L’amicizia è una cosa seria, come tante altre cose, a cui va data attenzione, calibrando gli approcci e i sentimenti. Gli eccessi rovinano tutto.

Con i vicini di casa si dovrà fare ogni sforzo per andare d’accordo, impedendo al cane di abbaiare spesso, ai figli di fare chiasso, di moderare il fragore e la frequenza della radio e della televisione. Si eviterà con essi il pettegolezzo. Si eviteranno conflitti di qualsivoglia natura.
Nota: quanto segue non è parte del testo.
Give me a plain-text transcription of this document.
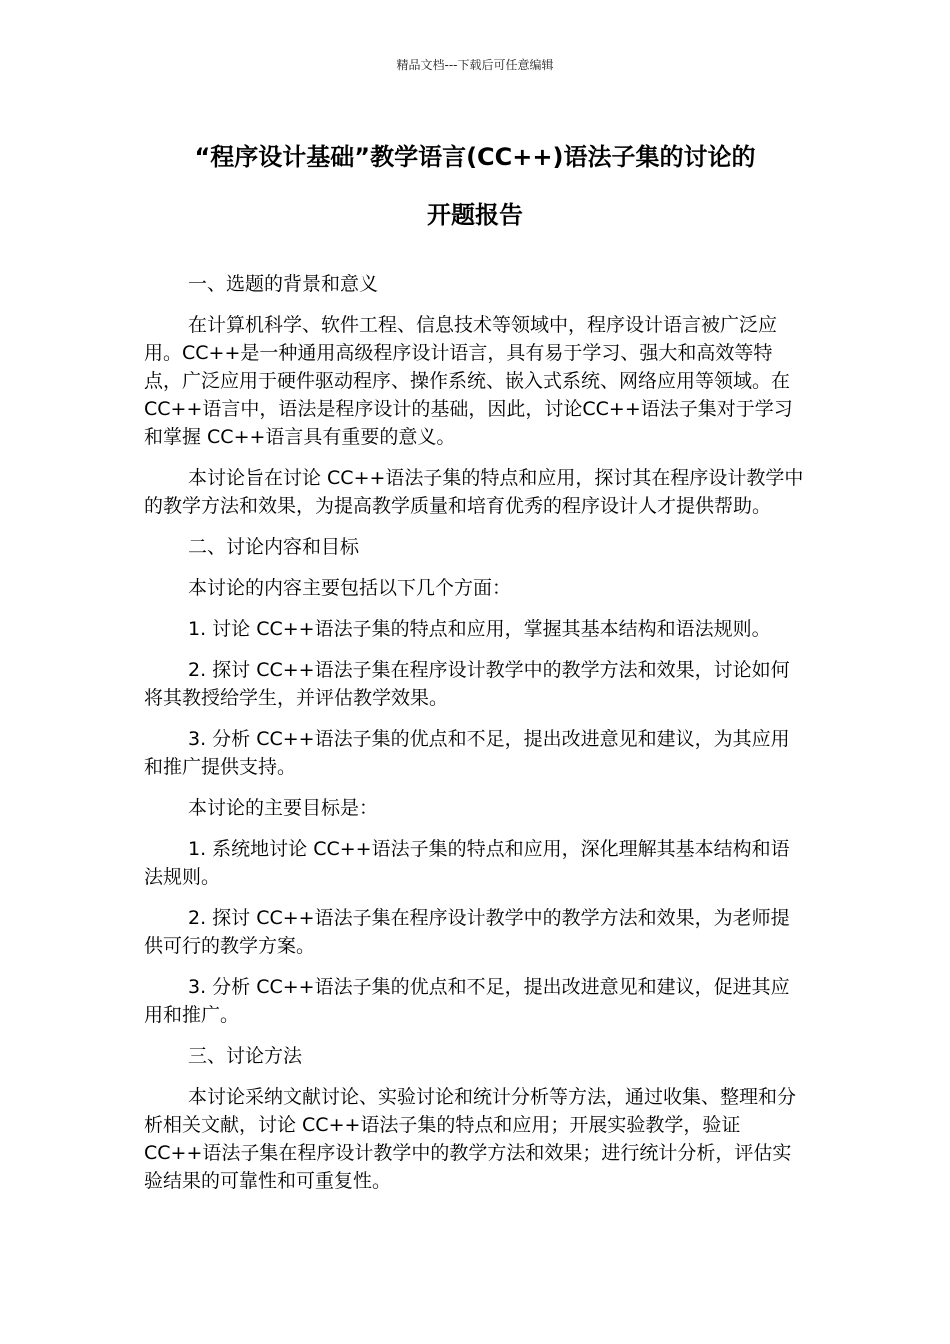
精品文档---下载后可任意编辑
“程序设计基础”教学语言(CC++)语法子集的讨论的
开题报告

一、选题的背景和意义

在计算机科学、软件工程、信息技术等领域中，程序设计语言被广泛应用。CC++是一种通用高级程序设计语言，具有易于学习、强大和高效等特点，广泛应用于硬件驱动程序、操作系统、嵌入式系统、网络应用等领域。在 CC++语言中，语法是程序设计的基础，因此，讨论CC++语法子集对于学习和掌握 CC++语言具有重要的意义。

本讨论旨在讨论 CC++语法子集的特点和应用，探讨其在程序设计教学中的教学方法和效果，为提高教学质量和培育优秀的程序设计人才提供帮助。

二、讨论内容和目标

本讨论的内容主要包括以下几个方面：

1. 讨论 CC++语法子集的特点和应用，掌握其基本结构和语法规则。

2. 探讨 CC++语法子集在程序设计教学中的教学方法和效果，讨论如何将其教授给学生，并评估教学效果。

3. 分析 CC++语法子集的优点和不足，提出改进意见和建议，为其应用和推广提供支持。

本讨论的主要目标是：

1. 系统地讨论 CC++语法子集的特点和应用，深化理解其基本结构和语法规则。

2. 探讨 CC++语法子集在程序设计教学中的教学方法和效果，为老师提供可行的教学方案。

3. 分析 CC++语法子集的优点和不足，提出改进意见和建议，促进其应用和推广。

三、讨论方法

本讨论采纳文献讨论、实验讨论和统计分析等方法，通过收集、整理和分析相关文献，讨论 CC++语法子集的特点和应用；开展实验教学，验证 CC++语法子集在程序设计教学中的教学方法和效果；进行统计分析，评估实验结果的可靠性和可重复性。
Si avrà comprensione e soprattutto disponibilità all’aiuto. 

«L’impostazione generale dei rapporti coi maestri dei figli è fondata sul gran principio del fronte unico tra genitori e insegnanti. […] Dei maestri dei propri figli si parlerà sempre con riguardo, in presenza dei ragazzi. […] Il vero signore convocato dal maestro non dovrà meravigliarsi mai di sentire che il figlio è un piccolo lazzarone».
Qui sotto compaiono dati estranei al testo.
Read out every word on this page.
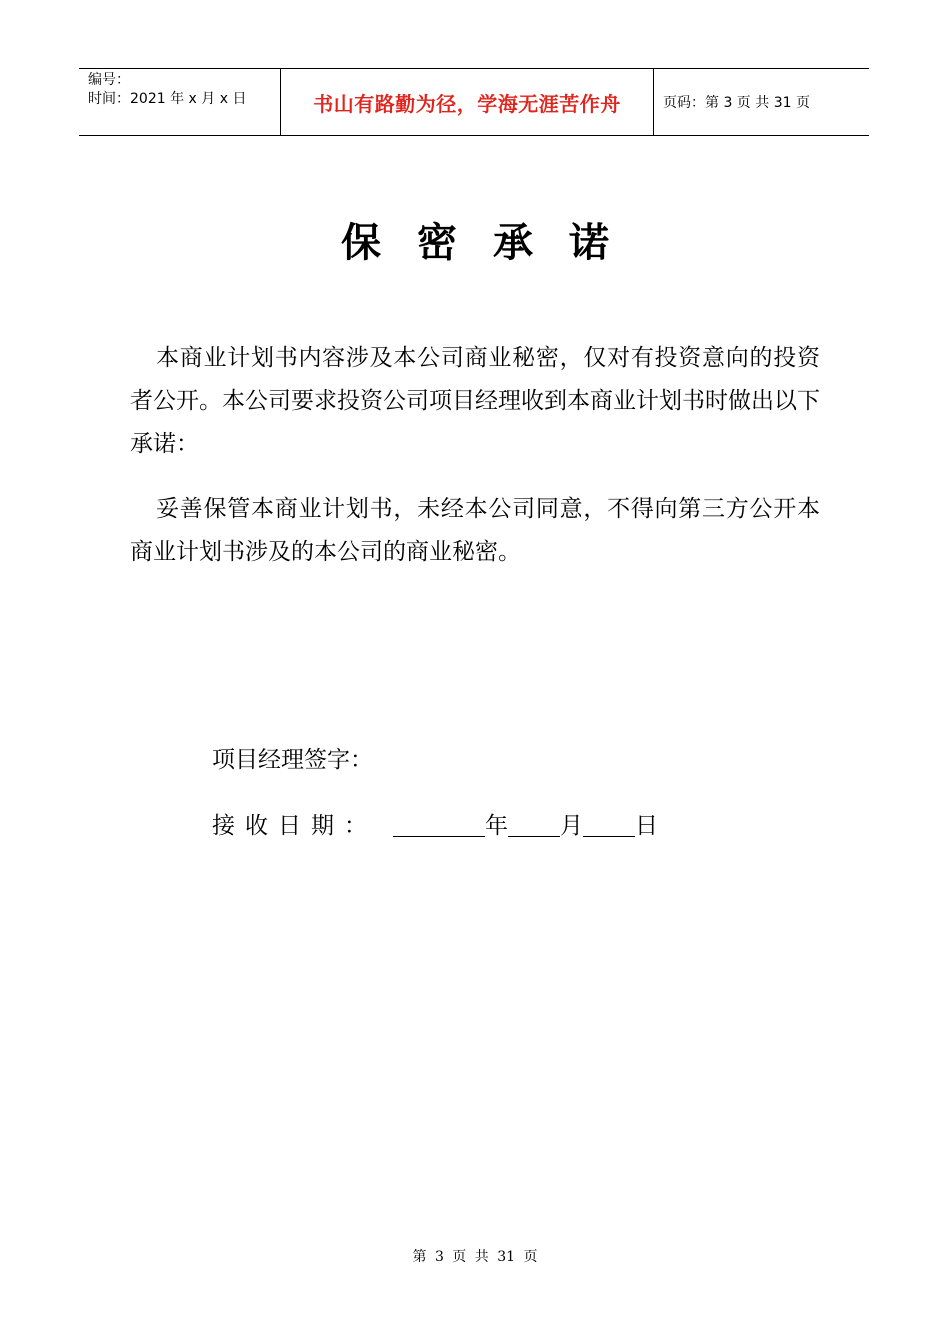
编号：
时间：2021 年 x 月 x 日	书山有路勤为径，学海无涯苦作舟	页码：第 3 页 共 31 页
保密承诺

本商业计划书内容涉及本公司商业秘密，仅对有投资意向的投资者公开。本公司要求投资公司项目经理收到本商业计划书时做出以下承诺：

妥善保管本商业计划书，未经本公司同意，不得向第三方公开本商业计划书涉及的本公司的商业秘密。

项目经理签字：
接收日期：	年 月 日
第 3 页 共 31 页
«Il vero signore con il medico, una volta affidatosi a lui, gli accorderà una ragionevole fiducia, non consulterà un altro medico in segreto, tacendolo al primo. Con l’avvocato si è portati a trattare più calmi. La fiducia cieca, di chi è poco o punto informato delle difficoltà porta a delusioni. Anche dall’avvocato, quindi, il vero signore andrà foderato di scetticismo sulle capacità taumaturgiche dell’uomo cui si rivolge, e si attenderà da lui soltanto ciò che che se ne può ragionevolmente attendere» Questo eviterà, in caso di esito infausto, di prorompere in quelle invettive indecorose.
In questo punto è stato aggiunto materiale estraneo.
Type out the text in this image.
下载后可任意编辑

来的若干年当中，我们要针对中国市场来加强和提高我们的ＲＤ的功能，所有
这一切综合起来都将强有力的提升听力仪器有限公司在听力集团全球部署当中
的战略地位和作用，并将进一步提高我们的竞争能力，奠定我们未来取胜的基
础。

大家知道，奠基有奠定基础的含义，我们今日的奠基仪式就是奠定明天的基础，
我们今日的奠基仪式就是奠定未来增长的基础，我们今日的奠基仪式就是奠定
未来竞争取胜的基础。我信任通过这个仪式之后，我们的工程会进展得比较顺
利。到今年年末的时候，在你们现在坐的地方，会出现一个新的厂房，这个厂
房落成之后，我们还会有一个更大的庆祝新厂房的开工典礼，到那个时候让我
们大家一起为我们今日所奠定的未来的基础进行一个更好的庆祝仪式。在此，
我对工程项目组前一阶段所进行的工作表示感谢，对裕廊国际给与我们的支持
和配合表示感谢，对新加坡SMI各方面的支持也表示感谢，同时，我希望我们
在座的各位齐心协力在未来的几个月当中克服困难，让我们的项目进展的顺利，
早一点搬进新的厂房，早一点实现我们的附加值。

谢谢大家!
«L’Italia è il paese dei seccatori. I seccatori sono individui pesanti e noiosi nella conversazione, insistenti nel chiedere una determinata cosa. Insidiano la nostra vita. Il fenomeno del seccatore, in Italia, deriva dal carattere nazionale. Negli altri paesi, l’uomo potente, l’uomo che è in carica, l’uomo che può fare un favore ed è sollecitato e tirato con la giacca perché lo faccia, a un certo punto di divincola e nettamente risponde no. Da noi, ciò non può essere, per la nostra tendenza all’accomodamento e alla transazione. Da noi, chi è secco e brutale coi seccatori passa per superbo, o per crudele». Il vero signore non chiederà mai favori, farà ogni sforzo a realizzare i propri progetti con le forze che ha a disposizione.

«Con i mendicanti il vero signore sarà con loro umano sempre; e se è possibile cortese».

Buone maniere da manuale, scritte più di ottanta anni fa, che per alcuni versi reggono ancora e potrebbero essere riprese da coloro che le hanno smarrite.